In a research paper entitled ‘The Impact of Effective Risk Management on Project Success’* it is suggested that, ‘many projects fail because organizations assume that all the projects would succeed and they, therefore, do not identify, analyse, and provide mitigation or contingencies for the risk elements involved in the project.’

Planning for success involves the early identification of internal and external risks that could jeopardize the success of a project. Risk management plans typically include identified risks, probability of occurrence, potential impact, and proposed actions. It is usually the case that there will be little impact on project cost, schedule, or performance from low-risk events and it follows that moderate-risk and high-risk events will cause increases in these areas. At the upper end of the scale, high-risk events, unmanaged and unprepared for, are likely to result in projects that exceed budgets, overrun timeframes, and fail to meet strategic goals.

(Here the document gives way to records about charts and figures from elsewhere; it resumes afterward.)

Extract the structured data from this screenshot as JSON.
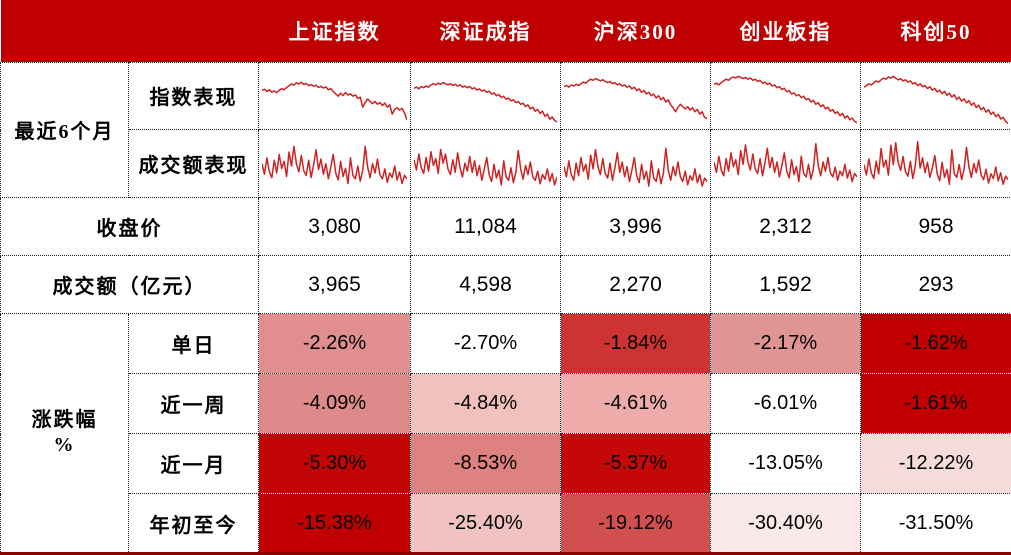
{
  "header": {
    "columns": [
      "上证指数",
      "深证成指",
      "沪深300",
      "创业板指",
      "科创50"
    ]
  },
  "labels": {
    "period_group": "最近6个月",
    "index_row": "指数表现",
    "volume_row": "成交额表现",
    "close_row": "收盘价",
    "turnover_row": "成交额（亿元）",
    "change_group_line1": "涨跌幅",
    "change_group_line2": "%"
  },
  "close": {
    "values": [
      "3,080",
      "11,084",
      "3,996",
      "2,312",
      "958"
    ]
  },
  "turnover": {
    "values": [
      "3,965",
      "4,598",
      "2,270",
      "1,592",
      "293"
    ]
  },
  "changes": {
    "rows": [
      {
        "label": "单日",
        "cells": [
          {
            "text": "-2.26%",
            "bg": "#E08E8E"
          },
          {
            "text": "-2.70%",
            "bg": "#FFFFFF"
          },
          {
            "text": "-1.84%",
            "bg": "#CE3334"
          },
          {
            "text": "-2.17%",
            "bg": "#E09494"
          },
          {
            "text": "-1.62%",
            "bg": "#C00000"
          }
        ]
      },
      {
        "label": "近一周",
        "cells": [
          {
            "text": "-4.09%",
            "bg": "#DF8A8A"
          },
          {
            "text": "-4.84%",
            "bg": "#F1C2BD"
          },
          {
            "text": "-4.61%",
            "bg": "#EDACA9"
          },
          {
            "text": "-6.01%",
            "bg": "#FFFFFF"
          },
          {
            "text": "-1.61%",
            "bg": "#C00000"
          }
        ]
      },
      {
        "label": "近一月",
        "cells": [
          {
            "text": "-5.30%",
            "bg": "#C10404"
          },
          {
            "text": "-8.53%",
            "bg": "#DE8181"
          },
          {
            "text": "-5.37%",
            "bg": "#C40808"
          },
          {
            "text": "-13.05%",
            "bg": "#FFFFFF"
          },
          {
            "text": "-12.22%",
            "bg": "#F6DBDA"
          }
        ]
      },
      {
        "label": "年初至今",
        "cells": [
          {
            "text": "-15.38%",
            "bg": "#C00000"
          },
          {
            "text": "-25.40%",
            "bg": "#F0C3C0"
          },
          {
            "text": "-19.12%",
            "bg": "#D14F4F"
          },
          {
            "text": "-30.40%",
            "bg": "#FAE9E8"
          },
          {
            "text": "-31.50%",
            "bg": "#FFFFFF"
          }
        ]
      }
    ]
  },
  "colors": {
    "header_bg": "#C00000",
    "strong_red": "#C00000",
    "sparkline": "#CE2222",
    "bottom_rule": "#8B0000",
    "grid_dots": "#222222"
  },
  "chart_data": {
    "type": "table",
    "title": "A股主要指数表现（最近6个月）",
    "columns": [
      "上证指数",
      "深证成指",
      "沪深300",
      "创业板指",
      "科创50"
    ],
    "close_price": [
      3080,
      11084,
      3996,
      2312,
      958
    ],
    "turnover_yi_yuan": [
      3965,
      4598,
      2270,
      1592,
      293
    ],
    "change_pct": {
      "单日": [
        -2.26,
        -2.7,
        -1.84,
        -2.17,
        -1.62
      ],
      "近一周": [
        -4.09,
        -4.84,
        -4.61,
        -6.01,
        -1.61
      ],
      "近一月": [
        -5.3,
        -8.53,
        -5.37,
        -13.05,
        -12.22
      ],
      "年初至今": [
        -15.38,
        -25.4,
        -19.12,
        -30.4,
        -31.5
      ]
    },
    "heatmap_note": "row-wise: least negative = deep red, most negative = white",
    "sparklines": {
      "index": [
        [
          63,
          65,
          61,
          64,
          60,
          62,
          59,
          63,
          66,
          64,
          68,
          71,
          74,
          72,
          76,
          74,
          77,
          73,
          75,
          71,
          73,
          70,
          72,
          68,
          70,
          67,
          69,
          64,
          66,
          61,
          57,
          53,
          58,
          54,
          59,
          55,
          57,
          53,
          55,
          49,
          51,
          34,
          42,
          48,
          44,
          40,
          44,
          39,
          42,
          37,
          41,
          34,
          38,
          22,
          30,
          33,
          29,
          32,
          24,
          12
        ],
        [
          66,
          68,
          65,
          69,
          67,
          70,
          68,
          72,
          74,
          72,
          75,
          73,
          76,
          74,
          72,
          74,
          71,
          73,
          70,
          72,
          68,
          70,
          67,
          69,
          65,
          67,
          63,
          65,
          61,
          63,
          59,
          61,
          56,
          58,
          53,
          55,
          50,
          52,
          47,
          49,
          44,
          46,
          41,
          43,
          38,
          40,
          34,
          37,
          30,
          33,
          26,
          29,
          22,
          26,
          17,
          21,
          12,
          16,
          10,
          7
        ],
        [
          69,
          71,
          68,
          72,
          70,
          73,
          71,
          74,
          77,
          75,
          79,
          82,
          80,
          83,
          81,
          79,
          81,
          78,
          76,
          78,
          74,
          76,
          72,
          74,
          70,
          72,
          68,
          70,
          65,
          68,
          62,
          65,
          59,
          62,
          56,
          59,
          53,
          56,
          49,
          53,
          46,
          50,
          42,
          46,
          37,
          32,
          25,
          33,
          38,
          34,
          30,
          34,
          28,
          32,
          25,
          29,
          21,
          25,
          15,
          13
        ],
        [
          73,
          75,
          72,
          76,
          79,
          82,
          80,
          84,
          86,
          84,
          87,
          85,
          83,
          85,
          82,
          84,
          80,
          82,
          78,
          80,
          75,
          77,
          73,
          75,
          70,
          72,
          67,
          69,
          64,
          66,
          60,
          62,
          56,
          58,
          53,
          55,
          50,
          52,
          46,
          48,
          42,
          45,
          38,
          41,
          34,
          37,
          30,
          33,
          26,
          29,
          22,
          25,
          18,
          22,
          14,
          18,
          11,
          14,
          8,
          6
        ],
        [
          68,
          71,
          74,
          72,
          76,
          79,
          77,
          81,
          84,
          82,
          86,
          84,
          87,
          84,
          81,
          83,
          79,
          81,
          77,
          79,
          74,
          76,
          71,
          74,
          69,
          71,
          66,
          69,
          63,
          66,
          60,
          63,
          57,
          61,
          54,
          58,
          51,
          55,
          47,
          51,
          44,
          48,
          41,
          45,
          37,
          41,
          33,
          37,
          29,
          33,
          25,
          29,
          21,
          25,
          17,
          21,
          13,
          16,
          9,
          5
        ]
      ],
      "volume": [
        [
          52,
          34,
          62,
          38,
          28,
          58,
          36,
          68,
          44,
          56,
          30,
          72,
          48,
          82,
          52,
          38,
          66,
          40,
          32,
          58,
          28,
          50,
          76,
          42,
          60,
          34,
          52,
          26,
          46,
          68,
          36,
          24,
          56,
          30,
          44,
          18,
          62,
          32,
          26,
          48,
          22,
          40,
          82,
          46,
          28,
          52,
          36,
          60,
          33,
          26,
          43,
          20,
          36,
          28,
          48,
          24,
          38,
          18,
          32,
          26
        ],
        [
          60,
          42,
          70,
          46,
          36,
          64,
          40,
          74,
          50,
          62,
          36,
          78,
          54,
          70,
          44,
          34,
          60,
          38,
          72,
          46,
          30,
          54,
          40,
          66,
          38,
          58,
          32,
          50,
          24,
          44,
          64,
          34,
          22,
          52,
          28,
          42,
          16,
          58,
          30,
          24,
          46,
          20,
          38,
          76,
          44,
          26,
          50,
          34,
          56,
          30,
          24,
          40,
          18,
          34,
          26,
          44,
          22,
          36,
          16,
          30
        ],
        [
          48,
          30,
          58,
          34,
          24,
          54,
          32,
          64,
          40,
          52,
          26,
          68,
          44,
          78,
          48,
          34,
          62,
          36,
          28,
          54,
          24,
          46,
          72,
          38,
          56,
          30,
          48,
          22,
          42,
          64,
          32,
          20,
          52,
          26,
          40,
          14,
          58,
          28,
          22,
          44,
          18,
          36,
          80,
          42,
          24,
          48,
          32,
          56,
          30,
          22,
          40,
          16,
          32,
          24,
          44,
          20,
          34,
          14,
          28,
          22
        ],
        [
          56,
          38,
          66,
          42,
          32,
          62,
          40,
          72,
          48,
          60,
          34,
          76,
          52,
          86,
          56,
          42,
          70,
          44,
          36,
          62,
          32,
          54,
          80,
          46,
          64,
          38,
          56,
          30,
          50,
          72,
          40,
          28,
          60,
          34,
          48,
          22,
          66,
          36,
          30,
          52,
          26,
          44,
          88,
          50,
          32,
          56,
          40,
          64,
          37,
          30,
          47,
          24,
          40,
          32,
          52,
          28,
          42,
          22,
          36,
          30
        ],
        [
          50,
          32,
          60,
          36,
          26,
          56,
          34,
          78,
          46,
          58,
          32,
          84,
          50,
          88,
          54,
          40,
          64,
          38,
          30,
          56,
          26,
          48,
          90,
          44,
          62,
          36,
          54,
          28,
          44,
          66,
          34,
          22,
          54,
          28,
          42,
          16,
          76,
          34,
          28,
          50,
          24,
          42,
          80,
          46,
          28,
          52,
          36,
          58,
          32,
          24,
          42,
          18,
          34,
          26,
          46,
          22,
          36,
          16,
          30,
          24
        ]
      ]
    }
  }
}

To help manage the expectations of those affected by the project outcome, it’s important that project managers communicate plans to team members and project stakeholders early on and throughout the project lifecycle. This helps establish clarity and understanding when it comes to avoiding or mitigating the impacts of risk events should challenges arise, or rolling out contingency plans.

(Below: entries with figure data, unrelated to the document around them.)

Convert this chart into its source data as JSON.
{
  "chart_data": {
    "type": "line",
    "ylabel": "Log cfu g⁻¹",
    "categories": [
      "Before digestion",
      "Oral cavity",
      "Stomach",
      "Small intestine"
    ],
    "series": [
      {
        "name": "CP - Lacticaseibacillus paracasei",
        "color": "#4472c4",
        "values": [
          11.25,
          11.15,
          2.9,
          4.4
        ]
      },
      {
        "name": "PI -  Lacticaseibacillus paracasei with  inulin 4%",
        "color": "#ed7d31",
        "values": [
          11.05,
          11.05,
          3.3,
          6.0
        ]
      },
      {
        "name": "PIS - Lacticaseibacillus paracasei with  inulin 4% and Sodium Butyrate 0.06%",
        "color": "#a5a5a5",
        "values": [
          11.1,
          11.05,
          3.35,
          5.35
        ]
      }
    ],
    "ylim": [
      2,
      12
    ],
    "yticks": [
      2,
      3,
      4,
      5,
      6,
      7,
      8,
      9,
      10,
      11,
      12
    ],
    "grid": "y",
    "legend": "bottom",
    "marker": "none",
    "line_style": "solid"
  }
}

With defined risk management processes in place, the likelihood of and impact of negative risks can be reduced, making it more likely that projects to be completed on time, within budget, and achieving objectives.

“Effective risk management software helps keep projects on track and minimizes vulnerability,” says Sword GRC’s Marketing Manager, Jenny Ritson-Smith. “Risk management best practice enables project managers to maximize profitability and reduce costs lost on activities that don’t deliver ROI. Risk analysis and evaluation, from project start right through to completion, can help project managers to map the best route forward, avoiding obstacles where possible or implementing contingency plans where necessary to reduce downtime.”

It can be worth remembering that not every risk poses threat – some of your project success criteria can rely upon taking positive risks that present opportunities worth exploiting. “It seems that the same risk analysis and risk management processes that can be applied to negative risks can be applied to positive ones,” says Ritson-Smith. “And positive risk-taking, underpinned by software can contribute to project success, through proactive planning and strategizing and helping inform decision-making.”
So, is risk management a factor in project success? According to the research paper previously cited:

“To increase the chances of a proposed project succeeding, it is necessary for the organization to have an understanding of potential risks, to systematically and quantitatively assess these risks, anticipating possible causes and effects, and then choose appropriate methods of dealing with them (Mobey & Parker). To ensure that any potential risks are managed effectively, the risk process needs to be explicitly built into the decision-making process.”